| Right but I don't want some wanker at Twitter or Facebook office decide that. If I want to press the ban/blacklist button on tag, account, group, or whatever social unit to not see it again that's my decision. Sure, some of them should be default (probably don't want people to get porn the second they sign up), but user should be in power to moderate and filter their own stream. > Copyright violations. Beheading videos. "Pornography" or pseudo-"pornography" involving minors. Direct threats of violence towards individuals or groups. Deepfakes generated without consent. Etc. Etc. 3/4 of what you mentioned is illegal in most places in the first place so it isn't point of contention. And that isn't really a problem. Site deciding this or that political view is now bad is. You try to put removing the illegal/disturbing content in same category as worldview manipulation. The first is way more black and white than the second and should not be considered together, even if similar systems are used for them. |
The wanker at the twitter office that was presumably appointed by twitter management to do that, yes? And some people want to appeal to that particular seat of power to influence and limit discourse along some dimension, within twitter.

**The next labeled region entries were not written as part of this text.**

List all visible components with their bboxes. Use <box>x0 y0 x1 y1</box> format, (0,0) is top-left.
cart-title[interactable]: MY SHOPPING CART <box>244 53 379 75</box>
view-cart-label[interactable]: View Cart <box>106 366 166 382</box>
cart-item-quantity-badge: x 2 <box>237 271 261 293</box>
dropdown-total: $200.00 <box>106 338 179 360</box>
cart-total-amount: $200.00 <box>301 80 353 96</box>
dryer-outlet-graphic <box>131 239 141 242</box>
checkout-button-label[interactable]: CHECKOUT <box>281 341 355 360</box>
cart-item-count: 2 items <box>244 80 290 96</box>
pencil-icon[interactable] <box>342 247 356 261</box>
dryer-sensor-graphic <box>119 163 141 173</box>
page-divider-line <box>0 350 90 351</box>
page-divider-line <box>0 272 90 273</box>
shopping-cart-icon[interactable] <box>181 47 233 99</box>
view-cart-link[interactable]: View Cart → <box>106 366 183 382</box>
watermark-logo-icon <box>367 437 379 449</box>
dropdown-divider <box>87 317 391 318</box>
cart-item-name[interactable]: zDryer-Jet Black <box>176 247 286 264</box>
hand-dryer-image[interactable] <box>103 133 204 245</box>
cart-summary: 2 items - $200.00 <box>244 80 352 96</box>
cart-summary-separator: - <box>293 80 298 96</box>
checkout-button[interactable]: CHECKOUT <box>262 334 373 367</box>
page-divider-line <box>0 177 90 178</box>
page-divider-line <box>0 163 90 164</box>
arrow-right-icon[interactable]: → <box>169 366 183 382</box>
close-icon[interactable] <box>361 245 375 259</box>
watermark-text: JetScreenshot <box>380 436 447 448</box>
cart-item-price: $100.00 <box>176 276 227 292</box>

And yet other appeals to higher powers, such as governments - control communication with deeper consequences across broader domains.
What's legal or illegal evolves with politics and culture. So there's no fundamental purchase there for the kind of moral conversation you were trying to elicit.
If in a few years the people you accuse of wanting to control other people's speech are able to get some laws passed making the speech they want controlled properly illegal, I'd venture you would resist accepting that as suddenly legitimate - even if those things would be "straight up illegal" at that point.
I guess I should have been more explicit in the first response - but what I'm suggesting is that this conversation is better had in less absolutist terms than what you proposed. There was the implication that the other person somehow inherently wanted to control communication in a qualitatively different way than you (or I did).
That's not to go down the path of sophistry - but just to suggest to orient the conversation around where the boundaries should be placed in practical terms, and discuss where the differences in boundaries lie and on an issue by issue basis evaluate that, rather than absolutist/ideological terms.
"You want to control speech (and I don't)" doesn't really lead anywhere in terms of discourse. It's a dead end.